What if You’re Unlawfully Locked Out of the Office?

Question: We lease office space in a Peoria office building for our insurance business. Under our lease we have five business days to pay our monthly lease payment. After five calendar days (including a weekend), but only three business days, the property manager “locked us out” of our office space because she has always wanted to get a higher-paying tenant in our office space. At an angry meeting later that morning, the property manager apologized to us for her mistake, and let us back into our office space. The landlord even sent over a dozen red roses to our office. Although we are back in our office after being “locked out” of our offices for less than a day, what if the landlord’s property manager makes the same “mistake” again but refuses to let us back into our offices?
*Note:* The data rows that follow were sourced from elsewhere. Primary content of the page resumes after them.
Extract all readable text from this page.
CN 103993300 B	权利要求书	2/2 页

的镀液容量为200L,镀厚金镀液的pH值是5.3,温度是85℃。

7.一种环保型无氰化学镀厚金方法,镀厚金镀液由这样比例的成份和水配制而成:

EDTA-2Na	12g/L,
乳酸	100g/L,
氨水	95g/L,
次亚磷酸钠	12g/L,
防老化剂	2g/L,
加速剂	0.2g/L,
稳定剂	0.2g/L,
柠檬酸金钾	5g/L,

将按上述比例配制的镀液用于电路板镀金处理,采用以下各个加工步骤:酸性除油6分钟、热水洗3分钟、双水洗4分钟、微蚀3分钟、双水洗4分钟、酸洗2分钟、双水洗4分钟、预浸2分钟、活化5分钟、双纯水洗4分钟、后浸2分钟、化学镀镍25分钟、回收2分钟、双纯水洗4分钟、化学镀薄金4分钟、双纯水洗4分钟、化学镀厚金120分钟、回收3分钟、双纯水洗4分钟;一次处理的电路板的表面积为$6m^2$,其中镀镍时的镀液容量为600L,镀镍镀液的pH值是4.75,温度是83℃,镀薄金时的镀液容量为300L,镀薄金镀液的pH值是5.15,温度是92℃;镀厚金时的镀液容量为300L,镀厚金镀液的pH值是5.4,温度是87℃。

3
Answer: If the landlord fails to comply with the five-business-day requirement in your lease, and locks you out of your office space, and the landlord refuses to let you back into your offices, your legal remedy is to file a wrongful eviction lawsuit and to schedule an order to show cause (“OSC”) hearing with a judge. At the OSC hearing you can show the judge that the lockout was wrongful. The judge should then order the landlord to let you back into your offices, and should award you at least some of your attorneys’ fees, plus any damages such as for the loss of business caused by the wrongful lockout.

Note: You should send back the dozen roses to the Peoria landlord, unless you can get the landlord to amend the lease to give you at least three days written notice after the five business days rent default. Even better, get the landlord to agree to amend your lease to eliminate any “lockout” provision, and make the landlord go to court to get an eviction order if there is a rent default.